A presente comunicação propõe pensar problemas de gênero, tópos do pensamento filosófico iniciático de Judith Butler, à luz de uma ontologia das possibilidades. Pretendo repensar as discussões balizadas pelas velhas estruturas normativas que, ainda hoje, permanecem assentadas nas categorias de gênero, sexo e binaridades. Requisita-se o ultrapassamento de tais discursos na tentativa de atingirmos uma outra região do pensamento, a saber, “o-sendo-do-ser” enquanto veritas transcendentalis. Portanto, re-anúnciar [Verzeihen] as velhas categorias redimensionará o nosso olhar para o que denominei “ato-de-ser” ou “ser- em-ato”, possibilitará pensarmos a constituição e desconstituição de novas identidades. Para tal percurso pretendo elencar: i) o que Judith Butler não alcançou em seus livros “Problemas de gênero” (1990) e “Corpos que importam” (1993) como uma ontologia das possibilidades e não uma ontologia da substância, ii) re-apresentar a parte final das disputações metafísicas na região das ontologias medievais e iii) propor um salto para além dos problemas de gênero em vista de uma ontologia do pensável enquanto abertura posta no plano do ser partindo das categorias existências em Martin Heidegger.
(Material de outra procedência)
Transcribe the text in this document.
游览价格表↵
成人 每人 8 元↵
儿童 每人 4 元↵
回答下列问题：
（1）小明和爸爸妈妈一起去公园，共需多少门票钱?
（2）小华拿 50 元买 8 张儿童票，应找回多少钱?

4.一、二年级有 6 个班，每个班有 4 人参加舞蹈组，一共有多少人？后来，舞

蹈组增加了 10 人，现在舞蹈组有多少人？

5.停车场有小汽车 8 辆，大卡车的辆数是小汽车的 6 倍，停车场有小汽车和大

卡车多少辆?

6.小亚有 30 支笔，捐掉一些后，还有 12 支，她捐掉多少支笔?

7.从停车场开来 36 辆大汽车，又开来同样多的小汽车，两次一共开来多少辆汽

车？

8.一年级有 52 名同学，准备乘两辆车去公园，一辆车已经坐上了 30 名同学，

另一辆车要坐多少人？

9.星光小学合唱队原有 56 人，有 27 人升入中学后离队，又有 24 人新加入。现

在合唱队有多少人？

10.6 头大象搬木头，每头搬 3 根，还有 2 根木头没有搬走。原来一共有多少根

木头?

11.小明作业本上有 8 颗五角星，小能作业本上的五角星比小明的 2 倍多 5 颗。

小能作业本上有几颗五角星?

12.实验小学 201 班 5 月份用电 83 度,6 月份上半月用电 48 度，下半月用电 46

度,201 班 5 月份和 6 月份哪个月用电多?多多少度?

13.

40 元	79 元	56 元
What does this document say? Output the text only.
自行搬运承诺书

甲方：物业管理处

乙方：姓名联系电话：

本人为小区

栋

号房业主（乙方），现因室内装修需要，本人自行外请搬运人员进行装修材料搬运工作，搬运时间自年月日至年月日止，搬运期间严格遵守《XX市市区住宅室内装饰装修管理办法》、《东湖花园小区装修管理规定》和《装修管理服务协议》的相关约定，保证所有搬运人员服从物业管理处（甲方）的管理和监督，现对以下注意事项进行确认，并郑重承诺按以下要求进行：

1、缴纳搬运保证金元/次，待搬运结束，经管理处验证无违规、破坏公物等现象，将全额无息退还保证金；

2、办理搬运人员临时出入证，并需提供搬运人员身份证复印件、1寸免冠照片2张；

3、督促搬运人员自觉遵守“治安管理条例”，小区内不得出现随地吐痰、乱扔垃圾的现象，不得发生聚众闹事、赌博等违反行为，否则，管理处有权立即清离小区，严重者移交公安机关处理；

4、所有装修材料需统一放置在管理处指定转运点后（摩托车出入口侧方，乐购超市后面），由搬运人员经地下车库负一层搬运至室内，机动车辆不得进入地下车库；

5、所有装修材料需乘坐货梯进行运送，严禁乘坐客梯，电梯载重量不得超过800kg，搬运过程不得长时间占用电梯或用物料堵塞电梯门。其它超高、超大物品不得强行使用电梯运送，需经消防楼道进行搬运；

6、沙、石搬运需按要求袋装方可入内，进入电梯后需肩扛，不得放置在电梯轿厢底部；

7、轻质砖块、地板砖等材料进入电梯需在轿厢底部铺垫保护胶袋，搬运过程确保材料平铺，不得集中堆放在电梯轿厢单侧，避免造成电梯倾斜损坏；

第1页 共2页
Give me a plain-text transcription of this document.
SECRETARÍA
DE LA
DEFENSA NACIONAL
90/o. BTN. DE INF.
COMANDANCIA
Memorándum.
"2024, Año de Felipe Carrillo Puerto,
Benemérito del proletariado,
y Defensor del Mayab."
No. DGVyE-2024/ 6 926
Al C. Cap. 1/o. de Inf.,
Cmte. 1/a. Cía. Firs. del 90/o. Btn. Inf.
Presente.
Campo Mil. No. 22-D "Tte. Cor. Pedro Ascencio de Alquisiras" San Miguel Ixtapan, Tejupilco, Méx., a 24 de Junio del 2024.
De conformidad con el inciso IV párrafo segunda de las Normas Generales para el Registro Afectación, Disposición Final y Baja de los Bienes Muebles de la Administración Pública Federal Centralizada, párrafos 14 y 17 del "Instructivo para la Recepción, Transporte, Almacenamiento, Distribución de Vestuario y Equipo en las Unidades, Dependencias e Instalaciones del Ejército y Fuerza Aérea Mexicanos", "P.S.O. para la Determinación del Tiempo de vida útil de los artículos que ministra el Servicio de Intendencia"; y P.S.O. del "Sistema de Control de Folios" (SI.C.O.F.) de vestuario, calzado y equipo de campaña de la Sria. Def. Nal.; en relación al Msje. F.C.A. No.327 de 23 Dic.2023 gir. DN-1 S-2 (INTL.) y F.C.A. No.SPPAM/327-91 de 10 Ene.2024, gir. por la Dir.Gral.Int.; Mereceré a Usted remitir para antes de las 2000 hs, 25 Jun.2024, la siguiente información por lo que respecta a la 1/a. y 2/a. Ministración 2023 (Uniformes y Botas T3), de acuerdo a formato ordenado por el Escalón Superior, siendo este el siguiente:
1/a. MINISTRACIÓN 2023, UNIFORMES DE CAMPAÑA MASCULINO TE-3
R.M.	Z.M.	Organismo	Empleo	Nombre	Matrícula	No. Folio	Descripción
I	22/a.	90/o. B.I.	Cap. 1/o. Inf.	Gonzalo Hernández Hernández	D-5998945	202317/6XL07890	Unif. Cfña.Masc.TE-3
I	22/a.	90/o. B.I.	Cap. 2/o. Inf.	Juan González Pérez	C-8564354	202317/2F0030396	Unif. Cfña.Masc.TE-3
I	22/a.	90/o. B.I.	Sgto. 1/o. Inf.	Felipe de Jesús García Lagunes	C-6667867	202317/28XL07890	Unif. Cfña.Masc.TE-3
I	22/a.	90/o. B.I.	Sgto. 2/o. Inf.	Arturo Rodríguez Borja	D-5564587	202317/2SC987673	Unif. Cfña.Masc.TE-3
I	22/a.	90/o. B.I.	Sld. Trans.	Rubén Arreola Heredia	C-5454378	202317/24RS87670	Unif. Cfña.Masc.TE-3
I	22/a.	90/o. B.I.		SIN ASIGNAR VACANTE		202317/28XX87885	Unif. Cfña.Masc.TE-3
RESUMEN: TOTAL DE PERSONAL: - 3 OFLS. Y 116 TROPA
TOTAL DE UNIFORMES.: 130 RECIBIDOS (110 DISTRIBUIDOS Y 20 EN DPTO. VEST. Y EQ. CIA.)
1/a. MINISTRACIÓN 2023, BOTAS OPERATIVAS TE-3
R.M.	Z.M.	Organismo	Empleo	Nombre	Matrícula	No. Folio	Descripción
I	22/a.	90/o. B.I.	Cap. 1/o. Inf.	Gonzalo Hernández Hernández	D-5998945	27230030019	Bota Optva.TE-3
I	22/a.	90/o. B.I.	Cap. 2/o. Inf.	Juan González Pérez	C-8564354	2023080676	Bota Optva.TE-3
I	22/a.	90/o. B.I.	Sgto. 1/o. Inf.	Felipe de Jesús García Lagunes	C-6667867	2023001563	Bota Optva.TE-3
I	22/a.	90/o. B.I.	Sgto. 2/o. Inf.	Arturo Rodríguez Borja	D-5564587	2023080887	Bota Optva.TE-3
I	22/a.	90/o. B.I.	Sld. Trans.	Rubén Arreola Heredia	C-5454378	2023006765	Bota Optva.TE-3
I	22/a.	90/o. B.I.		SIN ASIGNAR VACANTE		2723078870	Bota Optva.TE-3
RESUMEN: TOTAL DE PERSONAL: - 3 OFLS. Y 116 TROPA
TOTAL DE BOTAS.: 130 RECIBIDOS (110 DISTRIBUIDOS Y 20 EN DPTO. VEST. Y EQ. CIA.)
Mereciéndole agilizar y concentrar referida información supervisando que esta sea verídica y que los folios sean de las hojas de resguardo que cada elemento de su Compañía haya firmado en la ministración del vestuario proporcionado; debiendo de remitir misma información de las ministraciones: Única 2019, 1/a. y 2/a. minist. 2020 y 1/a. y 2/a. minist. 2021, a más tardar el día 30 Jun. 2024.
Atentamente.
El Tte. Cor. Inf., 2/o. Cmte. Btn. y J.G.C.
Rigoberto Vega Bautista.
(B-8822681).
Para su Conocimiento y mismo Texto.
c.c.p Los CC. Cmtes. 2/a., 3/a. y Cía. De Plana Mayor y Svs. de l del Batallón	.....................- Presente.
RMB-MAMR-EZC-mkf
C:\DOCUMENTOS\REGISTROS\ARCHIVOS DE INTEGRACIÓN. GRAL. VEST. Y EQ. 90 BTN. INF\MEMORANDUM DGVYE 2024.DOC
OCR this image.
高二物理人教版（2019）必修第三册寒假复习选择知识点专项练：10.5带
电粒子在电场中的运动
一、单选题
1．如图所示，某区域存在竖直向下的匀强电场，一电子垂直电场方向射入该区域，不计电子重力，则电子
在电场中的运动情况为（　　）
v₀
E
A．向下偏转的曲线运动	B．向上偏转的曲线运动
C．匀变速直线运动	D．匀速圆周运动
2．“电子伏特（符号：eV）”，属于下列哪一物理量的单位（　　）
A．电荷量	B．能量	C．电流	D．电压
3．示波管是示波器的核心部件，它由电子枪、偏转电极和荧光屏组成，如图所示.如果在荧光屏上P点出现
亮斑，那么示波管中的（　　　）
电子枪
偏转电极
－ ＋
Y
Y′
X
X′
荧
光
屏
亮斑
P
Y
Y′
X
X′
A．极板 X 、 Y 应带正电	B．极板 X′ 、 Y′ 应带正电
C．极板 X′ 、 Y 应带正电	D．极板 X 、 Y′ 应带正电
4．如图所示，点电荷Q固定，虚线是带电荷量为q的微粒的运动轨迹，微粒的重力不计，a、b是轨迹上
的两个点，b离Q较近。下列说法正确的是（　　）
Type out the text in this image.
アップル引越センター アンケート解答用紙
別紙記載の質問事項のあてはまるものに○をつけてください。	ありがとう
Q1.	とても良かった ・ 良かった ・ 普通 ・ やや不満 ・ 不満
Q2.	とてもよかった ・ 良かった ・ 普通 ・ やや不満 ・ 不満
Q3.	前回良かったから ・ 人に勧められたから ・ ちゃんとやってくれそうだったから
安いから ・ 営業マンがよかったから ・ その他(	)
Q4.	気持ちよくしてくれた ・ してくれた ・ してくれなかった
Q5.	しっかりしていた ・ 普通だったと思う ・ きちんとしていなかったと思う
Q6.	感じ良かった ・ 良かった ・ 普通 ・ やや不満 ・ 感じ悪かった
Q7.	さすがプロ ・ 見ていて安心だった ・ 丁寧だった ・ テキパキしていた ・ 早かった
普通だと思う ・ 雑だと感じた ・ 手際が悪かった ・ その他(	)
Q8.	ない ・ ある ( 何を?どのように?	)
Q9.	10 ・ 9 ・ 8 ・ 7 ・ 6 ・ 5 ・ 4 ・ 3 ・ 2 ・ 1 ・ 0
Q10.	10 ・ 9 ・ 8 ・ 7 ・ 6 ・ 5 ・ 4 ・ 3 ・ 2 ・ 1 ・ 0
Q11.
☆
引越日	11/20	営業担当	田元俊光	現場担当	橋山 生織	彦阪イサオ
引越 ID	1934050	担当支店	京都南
I. JUDITH BUTLER E O VELAMENTO
Em 1990, ano da publicação do seu livro intitulado “Problemas de Gênero – Feminismo e subversão da identidade”, Butler propõe uma genealogia e diz que a tarefa da sua investigação se centraliza e, num só tempo, descentraliza-se do âmbito das instituições definidoras do falocentrismo e da heterossexualidade compulsória. Butler se coloca na linha de enfrentamento com a história na tentativa de desestruturar as categorias formadoras do gênero passando pelas ciências da psique que estruturam o desejo como centro das decisões humanas. A filósofa sustenta a tese de que tais desejos sempre privilegiam um gênero em detrimento de outro mascarando os fenômenos de poder que mobilizam e acentuam as desigualdades.
Problemas de gênero está às voltas com a descaracterização [desintegração] das atuais categorias que reificam os discursos dominantes e performativos sobre o gênero, corpo, desejo e sexo, e busca no mesmo compasso descrever e por uma série de práticas que Butler chama de “parodísticas” e miméticas orientadas por práticas performativas que ela denominou “atos de gênero”. Com esse fito a pensadora tenta romper com as categorias de corpo, sexo e gênero “ocasionando sua ressignificação subversiva e sua proliferação além da estrutura binária.” (Judith Butler. 2003, p. 11)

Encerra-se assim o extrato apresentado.